Canada Regulates VOIP
As expected, Canada's telecom regulator has decided to regulate VOIP. It means ILECs such as Bell Canada and Telus Corp. will have to seek pricing approval from the Canadian Radio-television and Telecommunications Commision to ensure they don't sell Internet telephony service below cost, while cablecos and third-party suppliers such as Vonage and Primus are free to price any way they want. Bell Canada, Sasktel and Telus have already said they will appeal the decision to the federal cabinet, and could pursue legal action. The bottom line is the CRTC decided telephony service is telephony service regardless of the technology used to provide it. The CRTC's decision to regulate is not a surprise because it made it clear in a recent ruling there still isn't enough competition in Canada's $10 billion local phone market. (The CRTC does not consider the 10 million wireless users as an alternative to local service). In regulating VOIP, the CRTC is bending over backwards to pursue its pro-competition mandate. If this means hobbling ILECs with regulatory requirements for awhile so be it. When I've had some time to digest today's ruling, I'll provide some more insight.








May 12th, 2005 at 9:11 pm
Remember that all that ILECs have to do is to price their services above costs.

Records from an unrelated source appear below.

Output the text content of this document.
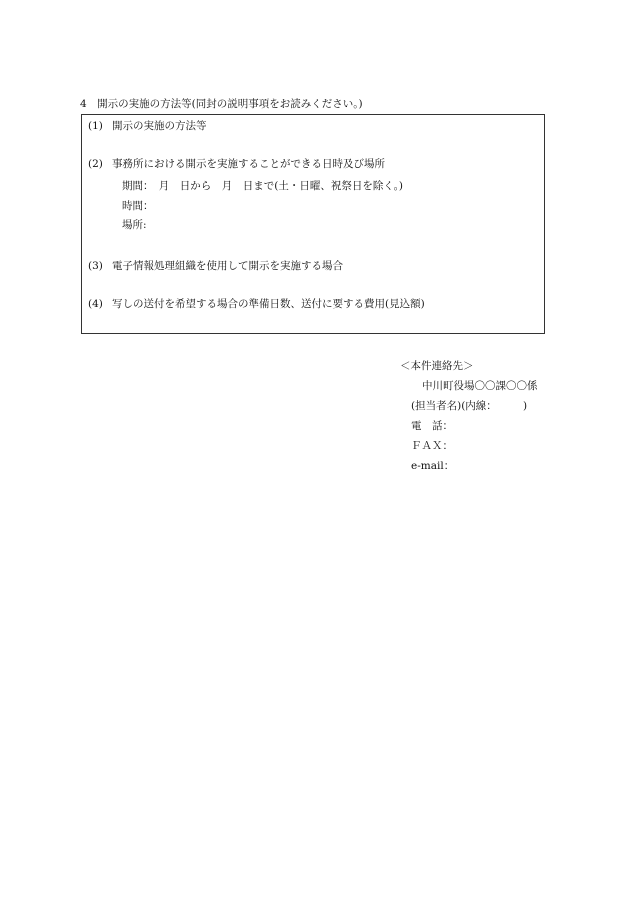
4　開示の実施の方法等(同封の説明事項をお読みください。)
(1) 開示の実施の方法等
(2) 事務所における開示を実施することができる日時及び場所
期間：　月　日から　月　日まで(土・日曜、祝祭日を除く。)
時間：
場所:
(3) 電子情報処理組織を使用して開示を実施する場合
(4) 写しの送付を希望する場合の準備日数、送付に要する費用(見込額)
＜本件連絡先＞
中川町役場〇〇課〇〇係
(担当者名)(内線：　　　)
電　話：
ＦＡＸ：
e-mail：
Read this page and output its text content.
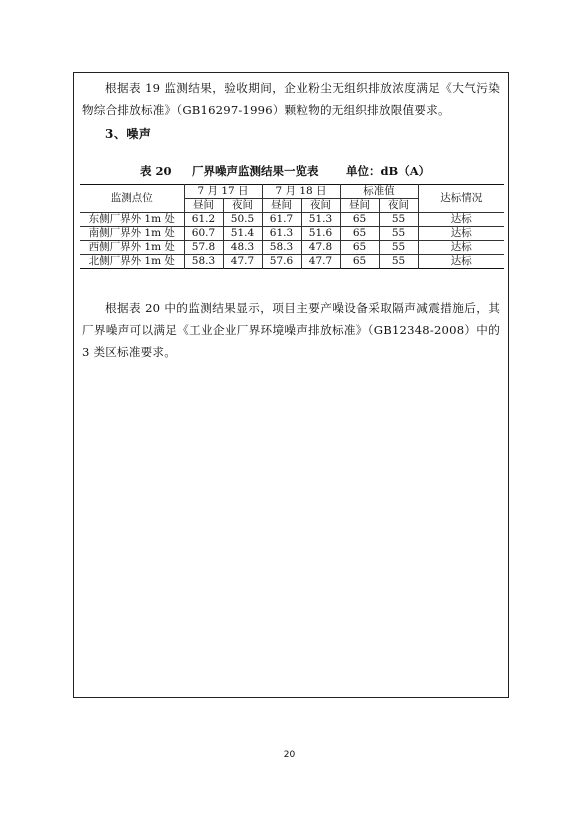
根据表 19 监测结果，验收期间，企业粉尘无组织排放浓度满足《大气污染物综合排放标准》（GB16297-1996）颗粒物的无组织排放限值要求。

3、噪声
表 20 厂界噪声监测结果一览表 单位：dB（A）
监测点位	7 月 17 日		7 月 18 日		标准值		达标情况
	昼间	夜间	昼间	夜间	昼间	夜间	
东侧厂界外 1m 处	61.2	50.5	61.7	51.3	65	55	达标
南侧厂界外 1m 处	60.7	51.4	61.3	51.6	65	55	达标
西侧厂界外 1m 处	57.8	48.3	58.3	47.8	65	55	达标
北侧厂界外 1m 处	58.3	47.7	57.6	47.7	65	55	达标

根据表 20 中的监测结果显示，项目主要产噪设备采取隔声减震措施后，其厂界噪声可以满足《工业企业厂界环境噪声排放标准》（GB12348-2008）中的 3 类区标准要求。

20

However, the CRTC did not create any linkage between plain old telephone service tariffs and the new VoIP tariffs that Bell has to file.
Bell can thus argue that their costs are $8 per month and ask for a mark-up of 15.0001% and the CRTC will be forced to say that this passes the imputation test.

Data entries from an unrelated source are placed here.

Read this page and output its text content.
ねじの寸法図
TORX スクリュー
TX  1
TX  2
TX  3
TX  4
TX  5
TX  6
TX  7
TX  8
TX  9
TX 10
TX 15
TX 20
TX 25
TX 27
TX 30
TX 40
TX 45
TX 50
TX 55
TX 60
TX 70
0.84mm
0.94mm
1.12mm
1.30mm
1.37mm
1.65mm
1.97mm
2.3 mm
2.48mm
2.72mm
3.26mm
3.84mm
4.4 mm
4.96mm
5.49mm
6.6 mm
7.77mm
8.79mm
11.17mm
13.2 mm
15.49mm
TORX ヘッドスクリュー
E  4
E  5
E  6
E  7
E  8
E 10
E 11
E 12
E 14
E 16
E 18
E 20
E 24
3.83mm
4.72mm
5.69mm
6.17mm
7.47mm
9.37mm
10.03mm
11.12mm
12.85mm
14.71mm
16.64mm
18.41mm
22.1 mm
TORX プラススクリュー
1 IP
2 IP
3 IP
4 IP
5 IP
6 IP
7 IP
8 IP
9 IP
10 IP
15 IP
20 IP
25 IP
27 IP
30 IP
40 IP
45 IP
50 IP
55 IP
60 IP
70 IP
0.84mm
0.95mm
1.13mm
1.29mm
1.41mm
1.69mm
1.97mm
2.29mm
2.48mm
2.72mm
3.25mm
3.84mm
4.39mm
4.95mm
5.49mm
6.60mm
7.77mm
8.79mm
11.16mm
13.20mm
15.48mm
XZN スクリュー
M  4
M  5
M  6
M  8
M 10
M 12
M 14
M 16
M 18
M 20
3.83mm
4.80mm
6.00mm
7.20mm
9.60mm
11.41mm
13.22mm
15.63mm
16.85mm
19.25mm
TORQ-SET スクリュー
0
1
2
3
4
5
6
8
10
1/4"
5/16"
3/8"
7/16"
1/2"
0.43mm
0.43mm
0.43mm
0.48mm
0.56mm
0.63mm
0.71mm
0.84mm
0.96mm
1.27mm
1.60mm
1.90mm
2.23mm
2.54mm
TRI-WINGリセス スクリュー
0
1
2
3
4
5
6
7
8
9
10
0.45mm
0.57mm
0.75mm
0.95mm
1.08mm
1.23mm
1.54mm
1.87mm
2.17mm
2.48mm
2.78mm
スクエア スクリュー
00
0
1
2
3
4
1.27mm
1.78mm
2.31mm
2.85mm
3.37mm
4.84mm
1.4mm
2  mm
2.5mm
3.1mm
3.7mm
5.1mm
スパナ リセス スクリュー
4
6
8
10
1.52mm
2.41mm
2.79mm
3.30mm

The danger for Bell is that everything that is a tariff must be made available for resale.
Depends how much the ILECs want to go after the cableco's to defend their turfs.

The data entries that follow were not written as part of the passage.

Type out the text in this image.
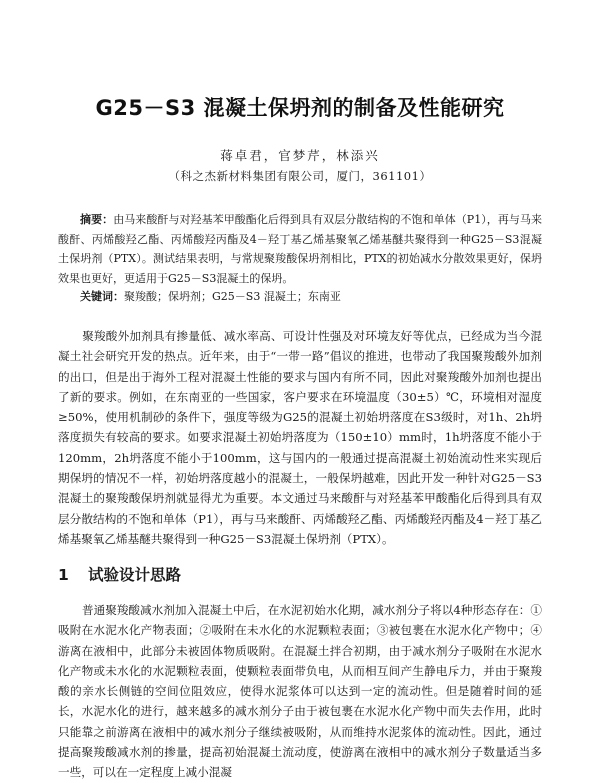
G25－S3 混凝土保坍剂的制备及性能研究
蒋卓君，官梦芹，林添兴
（科之杰新材料集团有限公司，厦门，361101）
摘要：由马来酸酐与对羟基苯甲酸酯化后得到具有双层分散结构的不饱和单体（P1），再与马来酸酐、丙烯酸羟乙酯、丙烯酸羟丙酯及4－羟丁基乙烯基聚氧乙烯基醚共聚得到一种G25－S3混凝土保坍剂（PTX）。测试结果表明，与常规聚羧酸保坍剂相比，PTX的初始减水分散效果更好，保坍效果也更好，更适用于G25－S3混凝土的保坍。
关键词：聚羧酸；保坍剂；G25－S3 混凝土；东南亚
聚羧酸外加剂具有掺量低、减水率高、可设计性强及对环境友好等优点，已经成为当今混凝土社会研究开发的热点。近年来，由于“一带一路”倡议的推进，也带动了我国聚羧酸外加剂的出口，但是出于海外工程对混凝土性能的要求与国内有所不同，因此对聚羧酸外加剂也提出了新的要求。例如，在东南亚的一些国家，客户要求在环境温度（30±5）℃，环境相对湿度≥50%，使用机制砂的条件下，强度等级为G25的混凝土初始坍落度在S3级时，对1h、2h坍落度损失有较高的要求。如要求混凝土初始坍落度为（150±10）mm时，1h坍落度不能小于120mm，2h坍落度不能小于100mm，这与国内的一般通过提高混凝土初始流动性来实现后期保坍的情况不一样，初始坍落度越小的混凝土，一般保坍越难，因此开发一种针对G25－S3混凝土的聚羧酸保坍剂就显得尤为重要。本文通过马来酸酐与对羟基苯甲酸酯化后得到具有双层分散结构的不饱和单体（P1），再与马来酸酐、丙烯酸羟乙酯、丙烯酸羟丙酯及4－羟丁基乙烯基聚氧乙烯基醚共聚得到一种G25－S3混凝土保坍剂（PTX）。
1 试验设计思路
普通聚羧酸减水剂加入混凝土中后，在水泥初始水化期，减水剂分子将以4种形态存在：①吸附在水泥水化产物表面；②吸附在未水化的水泥颗粒表面；③被包裹在水泥水化产物中；④游离在液相中，此部分未被固体物质吸附。在混凝土拌合初期，由于减水剂分子吸附在水泥水化产物或未水化的水泥颗粒表面，使颗粒表面带负电，从而相互间产生静电斥力，并由于聚羧酸的亲水长侧链的空间位阻效应，使得水泥浆体可以达到一定的流动性。但是随着时间的延长，水泥水化的进行，越来越多的减水剂分子由于被包裹在水泥水化产物中而失去作用，此时只能靠之前游离在液相中的减水剂分子继续被吸附，从而维持水泥浆体的流动性。因此，通过提高聚羧酸减水剂的掺量，提高初始混凝土流动度，使游离在液相中的减水剂分子数量适当多一些，可以在一定程度上减小混凝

It will be interesting to see the evolution of the necessary alliances between the ILECs and all of their resellers as a collective blow aginst the cable carriers.
-=Francois=-
May 13th, 2005 at 9:22 am
Cableco's also have resellers, and are mandated to provide certain parts of their networks and services for resale… Things are brewing in that respect. But I believe that the ILECs and Cableco's will try their best to keep VOIP in- house as long as possible
July 15th, 2005 at 12:41 am
congrats mate! Fine job and fine site!